Mark, nome di fantasia, ha meno di 18 anni e migliaia di euro in banca. Li ha fatti tutti creando follower su Instagram. Ne vende circa 10 mila per 35 euro. “Una cifra molto economica”, spiega. In fondo Mark è uno dei motivi per cui la Procter & Gambler ha deciso di disinvestire 85 milioni di dollari in pubblicità dal social network; è una delle cause per cui l’engagement (reale) degli instagrammer si è dimezzato negli ultimi tre anni, stando a uno studio di Influencer Db pubblicato da Mobile Marketer. Ed è uno dei protagonisti di Follow Me, il documentario olandese sul lato oscuro di Instagram, appena pubblicato su Youtube e… su Instagram.
“Creo follower di ogni tipo“, spiega a volto coperto Mark in un passo del video. “Ci sono quelli completamente falsi generati dal nostro software; quelli clonati da profili reali; e quelli proprio reali, di persone che in cambio di follower falsi mi consegnano il loro username e la loro password, autorizzandomi a mettere like e commenti col loro nome alle foto di qualcun altro”. Il ragazzo può convogliare al vostro indirizzo 100 mila like nel giro di pochi minuti. Un capitale piuttosto prezioso, nel social in cui la moneta corrente sono gli apprezzamenti.
Perché è un continuo scambio di cuoricini e frasette di circostanza, il lato più oscuro di Instagram. Più like significano più engagement, più engagement significa più follower, più follower significano più accordi di sponsorizzazioni con le aziende. Nella sua inchiesta sulla “popolarità assistita”, il giornalista olandese Nicolaas Veul viene anche a Milano, capitale italiana degli instagrammers, per intervistare Sara Melotti. 42 mila follower, travel influencer, la Melotti è una influencer “pentita”, decisa oggi a combattere contro il mercato dopato di Instagram.”Stiamo insegnando ai giovani che va bene barare”, dice l’italiana Sara Melotti in una parte della sua intervista. “Che la disonestà viene premiata e l’onestà penalizzata. Dobbiamo fare qualcosa”. Sara tira fuori il cellulare e apre su Whatsapp una chat di gruppo: dentro ci sono 10 mila membri. Ognuno linka un post su Instagram che ha appena pubblicato, e invita tutti gli altri a mettere like e commentare. Comment pods, si chiamano: gruppi di auto aiuto tra influencer.
A costruirci su un business più strutturato è stato tale Dimitri, un ragazzo russo fondatore di Commenter.
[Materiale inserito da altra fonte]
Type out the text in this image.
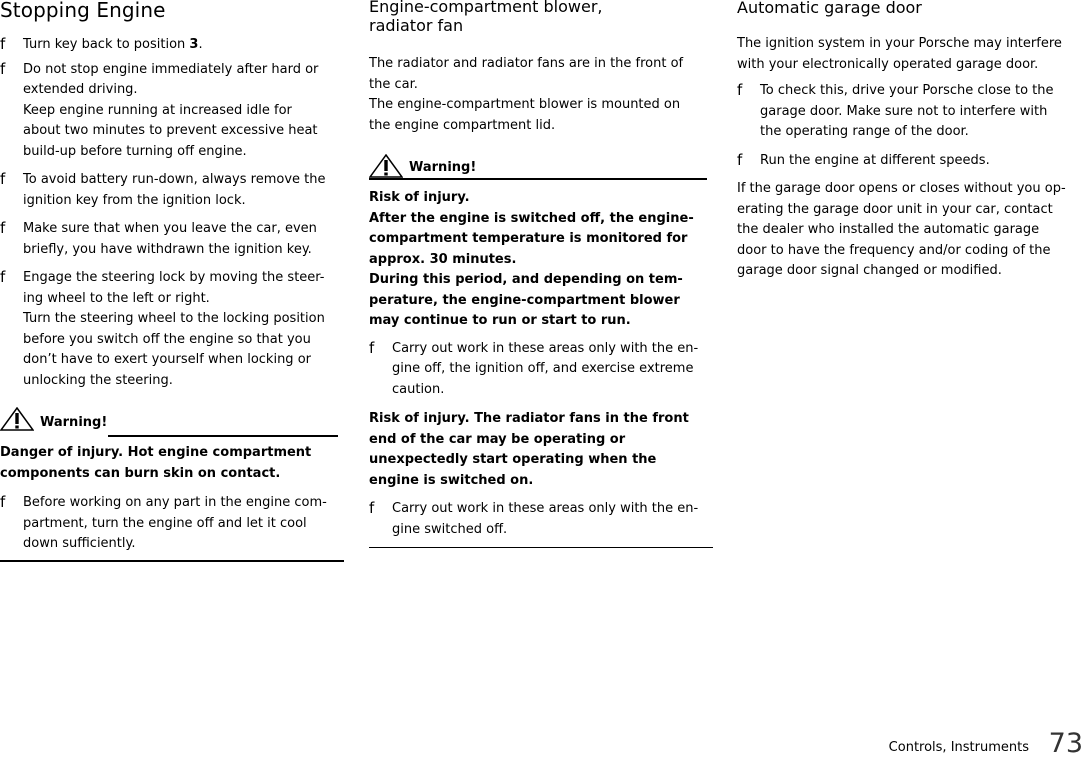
Stopping Engine
f Turn key back to position 3.
f Do not stop engine immediately after hard or
extended driving.
Keep engine running at increased idle for
about two minutes to prevent excessive heat
build-up before turning off engine.
f To avoid battery run-down, always remove the
ignition key from the ignition lock.
f Make sure that when you leave the car, even
briefly, you have withdrawn the ignition key.
f Engage the steering lock by moving the steer-
ing wheel to the left or right.
Turn the steering wheel to the locking position
before you switch off the engine so that you
don’t have to exert yourself when locking or
unlocking the steering.
Warning!
Danger of injury. Hot engine compartment
components can burn skin on contact.
f Before working on any part in the engine com-
partment, turn the engine off and let it cool
down sufficiently.
Engine-compartment blower,
radiator fan
The radiator and radiator fans are in the front of
the car.
The engine-compartment blower is mounted on
the engine compartment lid.
Warning!
Risk of injury.
After the engine is switched off, the engine-
compartment temperature is monitored for
approx. 30 minutes.
During this period, and depending on tem-
perature, the engine-compartment blower
may continue to run or start to run.
f Carry out work in these areas only with the en-
gine off, the ignition off, and exercise extreme
caution.
Risk of injury. The radiator fans in the front
end of the car may be operating or
unexpectedly start operating when the
engine is switched on.
f Carry out work in these areas only with the en-
gine switched off.
Automatic garage door
The ignition system in your Porsche may interfere
with your electronically operated garage door.
f To check this, drive your Porsche close to the
garage door. Make sure not to interfere with
the operating range of the door.
f Run the engine at different speeds.
If the garage door opens or closes without you op-
erating the garage door unit in your car, contact
the dealer who installed the automatic garage
door to have the frequency and/or coding of the
garage door signal changed or modified.
Controls, Instruments 73
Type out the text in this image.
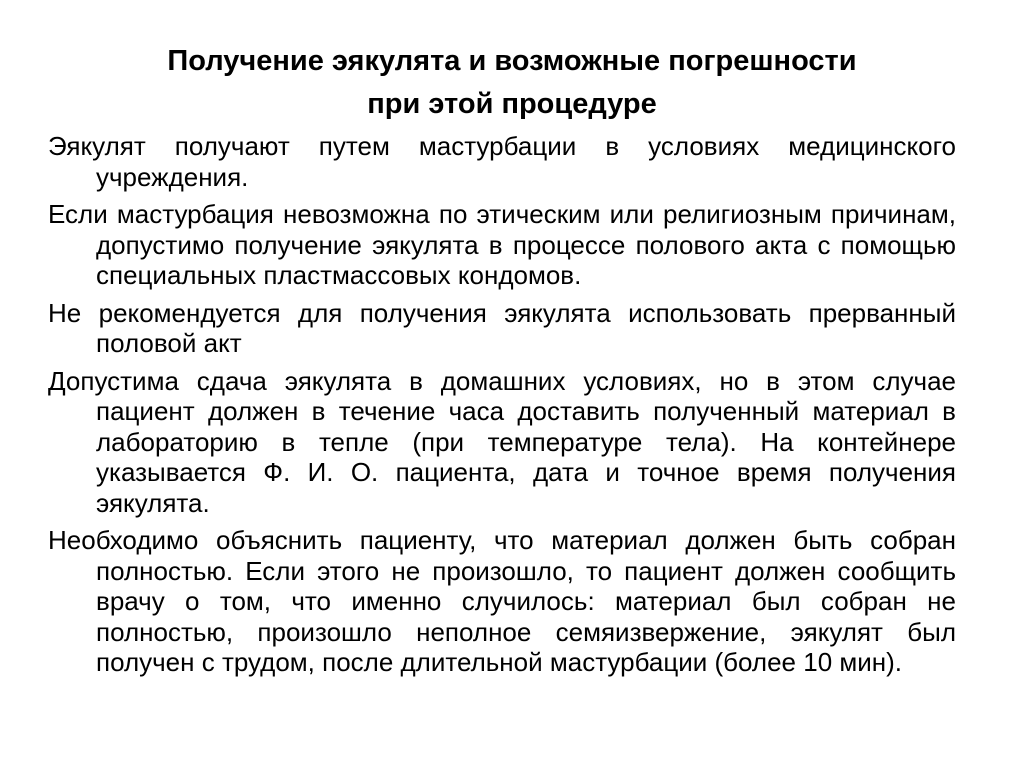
Получение эякулята и возможные погрешности
при этой процедуре

Эякулят получают путем мастурбации в условиях медицинского учреждения.

Если мастурбация невозможна по этическим или религиозным причинам, допустимо получение эякулята в процессе полового акта с помощью специальных пластмассовых кондомов.

Не рекомендуется для получения эякулята использовать прерванный половой акт

Допустима сдача эякулята в домашних условиях, но в этом случае пациент должен в течение часа доставить полученный материал в лабораторию в тепле (при температуре тела). На контейнере указывается Ф. И. О. пациента, дата и точное время получения эякулята.

Необходимо объяснить пациенту, что материал должен быть собран полностью. Если этого не произошло, то пациент должен сообщить врачу о том, что именно случилось: материал был собран не полностью, произошло неполное семяизвержение, эякулят был получен с трудом, после длительной мастурбации (более 10 мин).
Si tratta di un portale in cui chiunque può iscriversi e richiedere commenti o like ad altri iscritti. A usarlo sono le freelance come Katia, madre di un bambino che vive a Mosca e si arrangia gestendo pagine Instagram per conto di piccole società. “Vedi? Ho appena postato una foto dall’account di un salone di bellezza. Adesso ordino cinque commenti su Commenter”. Katia può indicare lei stessa, il contenuto dei commenti che desidera. Dall’altra parte della Russia, un’altra persona la soddisferà immediatamente non appena lei stessa avrà evaso altrettante richieste di commenti su altri account. È un network di falsi complimenti, una rete di circa 100 mila commentatori ipocriti, una truffa.
A partire da alcuni mesi, le aziende hanno iniziato a dotarsi di contromisure e a stringere accordi con società specializzate nell’individuazione dei profili “dopati”. Una delle più prestigiose è Dovetale, con sede a New York, che compila report per colossi come Mercedes, Universal e Starbucks. “Analizziamo i tassi di crescita dei follower, dei commenti e dei like attorno a un profilo, e riusciamo a stimare la percentuale dei contenuti falsi”, racconta il fondatore della società. “Secondo i nostri standard, ad esempio, il profilo di Katy Perry è seguito da un 20% di follower non reali”. Impossibile stabilire se quei profili siano stati comprati. Di sicuro, c’è solo che non valgono niente.